La cuestión es que esa fuerza de licuefacción de la modernidad, tan pronto como derribó los antiguos sólidos, también disolvió los nuevos: el Estado y la sociedad de los pactos democráticos se deshacen en favor de esas fuerzas líquidas de la fluidez y la levedad, que impiden cualquier arraigo y sedentarización, fluctuar es la impronta de nuestra época. A ninguno sorprende ya el que nuestra tecnología haga posibles intercambios internacionales de diversas índoles en tiempo real, pero quién sabe si la inmediatez nos permita entender lo que esto implica: antes, era imposible disociar el tiempo del espacio, ahora, dueños del fluir que caracteriza al tiempo, somos capaces de conquistar los espacios y el espacio.

Tampoco parecen causarle extrañeza a nadie los imperativos de “vivir el ahora”, “no engancharse”, “viajar ligero”, “arriesgarse”, “fluir” … Para Bauman esto significa que hemos interiorizado la licuefacción, que hemos hecho de ella la impronta de nuestras propias vidas y de las relaciones que establecemos con los otros. A la par que nuestras instituciones son una clase de zombis o muertos vivientes -pensemos, por ejemplo, que nuestros gobiernos garantizan cada vez menos la seguridad y el bien común, su supuesta razón de ser, en tanto que la efectiva toma de decisiones queda en manos de intereses privados-, entre las personas se desintegran los vínculos sociales y se debilita la acción colectiva.

El fluctuar de los líquidos es siempre incierto e imprevisible, es por esta razón que nuestra modernidad líquida es un tiempo sin certezas, sea en el plano laboral donde impera la flexibilidad y proactividad de sujetos dispuestos a asumir solos los riesgos futuros; sea en el plano de las instituciones, obligadas cada vez menos a cubrir los servicios básicos a los que tienen derecho las personas y dejarlas a su suerte; o sea en el plano de las relaciones personales, en las que cada cual se desentiende de sus responsabilidades hacia el otro.

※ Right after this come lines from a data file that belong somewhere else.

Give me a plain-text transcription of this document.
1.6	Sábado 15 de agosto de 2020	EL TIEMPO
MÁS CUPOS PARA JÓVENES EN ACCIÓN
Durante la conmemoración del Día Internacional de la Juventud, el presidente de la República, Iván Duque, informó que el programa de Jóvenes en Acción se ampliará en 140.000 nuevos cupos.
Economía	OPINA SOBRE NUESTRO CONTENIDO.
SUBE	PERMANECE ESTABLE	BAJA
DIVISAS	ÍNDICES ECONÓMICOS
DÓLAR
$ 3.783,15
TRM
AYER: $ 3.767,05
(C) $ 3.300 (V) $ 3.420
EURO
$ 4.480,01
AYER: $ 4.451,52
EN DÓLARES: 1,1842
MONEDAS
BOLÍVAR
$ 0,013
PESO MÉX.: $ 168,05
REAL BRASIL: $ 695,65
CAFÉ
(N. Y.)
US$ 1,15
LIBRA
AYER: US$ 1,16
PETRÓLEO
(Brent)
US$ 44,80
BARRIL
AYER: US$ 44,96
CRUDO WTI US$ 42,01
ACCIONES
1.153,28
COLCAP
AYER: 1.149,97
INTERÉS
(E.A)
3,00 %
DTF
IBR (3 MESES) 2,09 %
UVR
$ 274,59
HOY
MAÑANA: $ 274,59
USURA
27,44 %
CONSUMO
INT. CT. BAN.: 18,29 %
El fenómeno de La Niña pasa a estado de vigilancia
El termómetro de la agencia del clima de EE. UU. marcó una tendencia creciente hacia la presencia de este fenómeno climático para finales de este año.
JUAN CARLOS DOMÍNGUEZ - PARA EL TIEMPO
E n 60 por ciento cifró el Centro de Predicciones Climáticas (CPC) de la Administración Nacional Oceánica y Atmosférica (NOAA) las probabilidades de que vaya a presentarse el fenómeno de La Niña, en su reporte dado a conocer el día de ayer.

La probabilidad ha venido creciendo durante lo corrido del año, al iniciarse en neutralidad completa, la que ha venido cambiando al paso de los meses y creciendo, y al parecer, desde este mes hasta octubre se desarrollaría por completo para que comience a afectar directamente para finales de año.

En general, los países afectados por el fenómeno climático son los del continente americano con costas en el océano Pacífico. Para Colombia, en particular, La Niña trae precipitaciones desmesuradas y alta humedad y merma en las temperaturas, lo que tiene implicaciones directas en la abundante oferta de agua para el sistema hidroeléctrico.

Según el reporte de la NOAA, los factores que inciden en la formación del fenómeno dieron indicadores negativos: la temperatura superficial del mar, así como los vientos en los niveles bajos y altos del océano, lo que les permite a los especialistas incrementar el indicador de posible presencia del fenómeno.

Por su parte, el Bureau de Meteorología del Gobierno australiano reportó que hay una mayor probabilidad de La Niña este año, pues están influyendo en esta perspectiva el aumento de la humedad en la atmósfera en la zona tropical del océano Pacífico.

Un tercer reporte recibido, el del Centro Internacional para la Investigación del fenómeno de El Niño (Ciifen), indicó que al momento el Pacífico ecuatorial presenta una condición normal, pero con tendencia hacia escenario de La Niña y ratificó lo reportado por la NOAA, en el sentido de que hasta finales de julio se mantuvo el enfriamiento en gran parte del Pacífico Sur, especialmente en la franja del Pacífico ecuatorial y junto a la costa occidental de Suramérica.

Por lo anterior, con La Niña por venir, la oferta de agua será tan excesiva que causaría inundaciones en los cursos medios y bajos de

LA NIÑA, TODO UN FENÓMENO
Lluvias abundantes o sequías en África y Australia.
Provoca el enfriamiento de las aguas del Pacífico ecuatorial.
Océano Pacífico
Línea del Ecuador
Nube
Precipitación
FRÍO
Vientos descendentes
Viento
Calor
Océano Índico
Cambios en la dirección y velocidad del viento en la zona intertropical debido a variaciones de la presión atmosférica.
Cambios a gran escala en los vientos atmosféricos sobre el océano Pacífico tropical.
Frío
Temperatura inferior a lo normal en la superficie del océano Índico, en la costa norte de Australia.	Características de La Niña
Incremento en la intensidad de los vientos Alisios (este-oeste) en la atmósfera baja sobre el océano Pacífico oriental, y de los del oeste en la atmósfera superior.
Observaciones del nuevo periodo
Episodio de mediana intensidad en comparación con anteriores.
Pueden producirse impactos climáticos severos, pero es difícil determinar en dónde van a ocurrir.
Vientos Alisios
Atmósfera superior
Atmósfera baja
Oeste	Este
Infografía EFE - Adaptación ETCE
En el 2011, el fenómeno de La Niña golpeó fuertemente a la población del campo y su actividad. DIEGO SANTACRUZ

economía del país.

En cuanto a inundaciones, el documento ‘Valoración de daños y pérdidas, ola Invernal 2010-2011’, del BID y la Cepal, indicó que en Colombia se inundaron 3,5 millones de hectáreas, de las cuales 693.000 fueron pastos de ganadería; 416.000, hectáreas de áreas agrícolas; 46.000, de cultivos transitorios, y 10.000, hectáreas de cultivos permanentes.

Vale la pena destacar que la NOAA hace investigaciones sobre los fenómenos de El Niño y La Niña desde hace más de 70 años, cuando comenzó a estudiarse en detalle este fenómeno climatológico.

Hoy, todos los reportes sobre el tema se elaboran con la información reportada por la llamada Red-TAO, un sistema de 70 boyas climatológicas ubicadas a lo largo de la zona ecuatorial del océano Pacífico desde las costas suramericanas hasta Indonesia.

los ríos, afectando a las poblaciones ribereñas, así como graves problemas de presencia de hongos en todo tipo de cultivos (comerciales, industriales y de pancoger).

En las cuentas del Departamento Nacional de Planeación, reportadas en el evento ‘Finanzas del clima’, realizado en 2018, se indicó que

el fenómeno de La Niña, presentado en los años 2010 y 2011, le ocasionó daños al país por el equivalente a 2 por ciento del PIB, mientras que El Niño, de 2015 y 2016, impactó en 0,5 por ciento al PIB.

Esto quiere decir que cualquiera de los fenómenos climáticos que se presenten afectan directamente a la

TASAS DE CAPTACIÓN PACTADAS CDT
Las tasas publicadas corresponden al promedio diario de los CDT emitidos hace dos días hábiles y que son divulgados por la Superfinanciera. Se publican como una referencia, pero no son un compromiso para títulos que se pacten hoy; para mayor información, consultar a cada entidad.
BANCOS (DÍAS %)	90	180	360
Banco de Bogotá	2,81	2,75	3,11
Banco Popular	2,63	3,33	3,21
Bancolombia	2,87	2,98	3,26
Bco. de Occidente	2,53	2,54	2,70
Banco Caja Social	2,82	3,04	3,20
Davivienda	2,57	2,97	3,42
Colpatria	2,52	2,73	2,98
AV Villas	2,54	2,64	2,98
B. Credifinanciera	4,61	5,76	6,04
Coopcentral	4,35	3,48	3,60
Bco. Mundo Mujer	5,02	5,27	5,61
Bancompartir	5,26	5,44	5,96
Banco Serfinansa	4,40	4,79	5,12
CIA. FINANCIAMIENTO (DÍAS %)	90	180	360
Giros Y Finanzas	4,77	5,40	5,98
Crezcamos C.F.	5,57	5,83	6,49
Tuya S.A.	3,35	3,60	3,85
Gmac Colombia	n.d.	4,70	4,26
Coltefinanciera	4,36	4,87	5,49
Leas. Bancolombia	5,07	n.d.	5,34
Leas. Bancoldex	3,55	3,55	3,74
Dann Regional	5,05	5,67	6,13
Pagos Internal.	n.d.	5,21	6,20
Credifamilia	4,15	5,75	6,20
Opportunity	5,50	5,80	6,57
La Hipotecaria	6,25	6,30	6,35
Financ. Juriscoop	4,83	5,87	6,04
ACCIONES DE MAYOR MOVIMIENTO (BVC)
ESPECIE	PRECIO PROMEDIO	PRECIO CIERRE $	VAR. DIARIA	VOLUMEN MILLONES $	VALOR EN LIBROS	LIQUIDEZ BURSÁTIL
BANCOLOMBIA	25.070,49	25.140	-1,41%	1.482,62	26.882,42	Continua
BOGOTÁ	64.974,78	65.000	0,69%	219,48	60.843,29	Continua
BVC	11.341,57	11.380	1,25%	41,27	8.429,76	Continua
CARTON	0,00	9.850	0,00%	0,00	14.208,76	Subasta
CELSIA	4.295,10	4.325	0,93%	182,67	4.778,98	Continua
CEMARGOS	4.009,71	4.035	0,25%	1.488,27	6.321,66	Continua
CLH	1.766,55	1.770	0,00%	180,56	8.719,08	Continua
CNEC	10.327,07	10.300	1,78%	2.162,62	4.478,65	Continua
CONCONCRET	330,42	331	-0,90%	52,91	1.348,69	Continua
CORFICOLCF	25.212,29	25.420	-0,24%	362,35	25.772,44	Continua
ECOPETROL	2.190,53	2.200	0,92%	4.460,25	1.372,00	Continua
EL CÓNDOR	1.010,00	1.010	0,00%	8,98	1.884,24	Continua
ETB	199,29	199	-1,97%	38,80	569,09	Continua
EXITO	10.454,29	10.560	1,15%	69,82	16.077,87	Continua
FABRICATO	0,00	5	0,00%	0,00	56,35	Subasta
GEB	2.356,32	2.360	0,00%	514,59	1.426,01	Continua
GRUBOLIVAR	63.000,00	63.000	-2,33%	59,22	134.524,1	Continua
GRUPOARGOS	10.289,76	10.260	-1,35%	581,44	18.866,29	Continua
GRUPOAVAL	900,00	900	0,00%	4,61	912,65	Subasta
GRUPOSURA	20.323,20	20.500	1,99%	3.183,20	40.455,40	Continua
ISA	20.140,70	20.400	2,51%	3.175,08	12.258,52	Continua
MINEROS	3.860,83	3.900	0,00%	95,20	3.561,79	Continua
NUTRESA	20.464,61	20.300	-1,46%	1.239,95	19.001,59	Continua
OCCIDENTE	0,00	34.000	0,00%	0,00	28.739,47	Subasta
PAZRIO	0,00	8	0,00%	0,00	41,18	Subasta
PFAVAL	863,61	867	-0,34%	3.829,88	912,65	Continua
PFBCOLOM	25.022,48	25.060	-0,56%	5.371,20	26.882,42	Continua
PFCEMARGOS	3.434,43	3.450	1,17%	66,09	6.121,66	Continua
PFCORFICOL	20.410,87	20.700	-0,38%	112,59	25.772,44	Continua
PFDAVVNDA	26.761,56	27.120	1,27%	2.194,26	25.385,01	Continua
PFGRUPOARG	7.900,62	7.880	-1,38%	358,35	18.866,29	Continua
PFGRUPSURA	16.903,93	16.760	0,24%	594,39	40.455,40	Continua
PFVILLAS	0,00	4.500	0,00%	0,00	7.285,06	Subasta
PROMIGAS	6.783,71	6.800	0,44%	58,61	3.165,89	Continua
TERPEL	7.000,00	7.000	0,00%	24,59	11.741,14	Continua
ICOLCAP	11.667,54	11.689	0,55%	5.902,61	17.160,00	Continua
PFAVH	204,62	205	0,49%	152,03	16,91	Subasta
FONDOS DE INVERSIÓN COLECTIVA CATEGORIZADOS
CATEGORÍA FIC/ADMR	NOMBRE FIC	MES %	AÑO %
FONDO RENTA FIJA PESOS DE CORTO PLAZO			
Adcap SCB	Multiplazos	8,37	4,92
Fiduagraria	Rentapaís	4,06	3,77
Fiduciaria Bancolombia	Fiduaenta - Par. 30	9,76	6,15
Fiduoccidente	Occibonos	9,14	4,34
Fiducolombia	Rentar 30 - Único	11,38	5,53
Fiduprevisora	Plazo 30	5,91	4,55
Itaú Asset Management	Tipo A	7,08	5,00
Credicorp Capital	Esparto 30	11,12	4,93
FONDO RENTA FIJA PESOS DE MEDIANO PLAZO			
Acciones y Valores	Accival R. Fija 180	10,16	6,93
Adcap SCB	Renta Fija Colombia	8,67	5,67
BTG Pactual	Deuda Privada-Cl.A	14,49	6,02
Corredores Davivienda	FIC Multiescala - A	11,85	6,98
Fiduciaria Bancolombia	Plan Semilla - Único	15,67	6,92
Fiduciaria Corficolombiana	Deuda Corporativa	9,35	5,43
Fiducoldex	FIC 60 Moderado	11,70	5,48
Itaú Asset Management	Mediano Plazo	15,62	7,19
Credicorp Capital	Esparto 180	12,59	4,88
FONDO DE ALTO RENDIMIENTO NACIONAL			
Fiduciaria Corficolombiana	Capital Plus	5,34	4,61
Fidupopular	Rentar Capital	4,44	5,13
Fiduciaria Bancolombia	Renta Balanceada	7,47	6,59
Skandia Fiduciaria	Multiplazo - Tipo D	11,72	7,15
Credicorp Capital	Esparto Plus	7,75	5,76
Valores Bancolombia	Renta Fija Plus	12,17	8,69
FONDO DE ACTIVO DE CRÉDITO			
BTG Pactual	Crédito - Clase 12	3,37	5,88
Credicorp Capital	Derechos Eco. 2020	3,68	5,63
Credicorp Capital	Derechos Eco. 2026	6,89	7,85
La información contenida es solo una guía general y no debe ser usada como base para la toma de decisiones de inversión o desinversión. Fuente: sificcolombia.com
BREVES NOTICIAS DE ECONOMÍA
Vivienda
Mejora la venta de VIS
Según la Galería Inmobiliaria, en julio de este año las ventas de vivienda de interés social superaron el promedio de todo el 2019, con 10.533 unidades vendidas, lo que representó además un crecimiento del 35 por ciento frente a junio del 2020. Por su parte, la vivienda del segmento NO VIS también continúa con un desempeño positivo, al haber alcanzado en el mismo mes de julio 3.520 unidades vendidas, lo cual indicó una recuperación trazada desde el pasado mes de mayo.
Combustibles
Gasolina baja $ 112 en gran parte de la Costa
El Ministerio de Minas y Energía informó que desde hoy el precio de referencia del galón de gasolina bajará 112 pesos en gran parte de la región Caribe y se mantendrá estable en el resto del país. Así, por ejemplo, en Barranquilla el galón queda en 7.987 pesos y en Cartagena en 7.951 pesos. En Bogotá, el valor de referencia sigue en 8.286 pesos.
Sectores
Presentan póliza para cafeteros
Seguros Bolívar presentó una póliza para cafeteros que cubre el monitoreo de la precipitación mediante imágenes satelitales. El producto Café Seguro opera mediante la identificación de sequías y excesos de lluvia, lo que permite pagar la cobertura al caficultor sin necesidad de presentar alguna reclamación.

Esto, por cierto, no es gratuito, obedece a los intereses de los poderes globales, esos de lo que se puede llamar sin más neoliberalismo. Su fuerza estriba en haber logrado que una mayor y constante fluidez lo rija todo: el mercado, la política, la cultura, la sociedad y las vidas mismas de las personas. Algunos líquidos se evaporan y cierta vaporosidad nubla la vista de lo que implica la líquida etapa actual de la modernidad: el derrumbe, la fragilidad, la vulnerabilidad, la transitoriedad y la precariedad de los vínculos y redes humanos, mismos que hacen posible que el poder de licuefacción actúe. Para la reproducción de este sistema nada sólido puede permanecer como tal, ha de licuarse y luego evaporarse/desecharse, ser tan prescindible e intercambiable como las mercancías de aparadores y tiendas, como las personas que trabajan en ellas.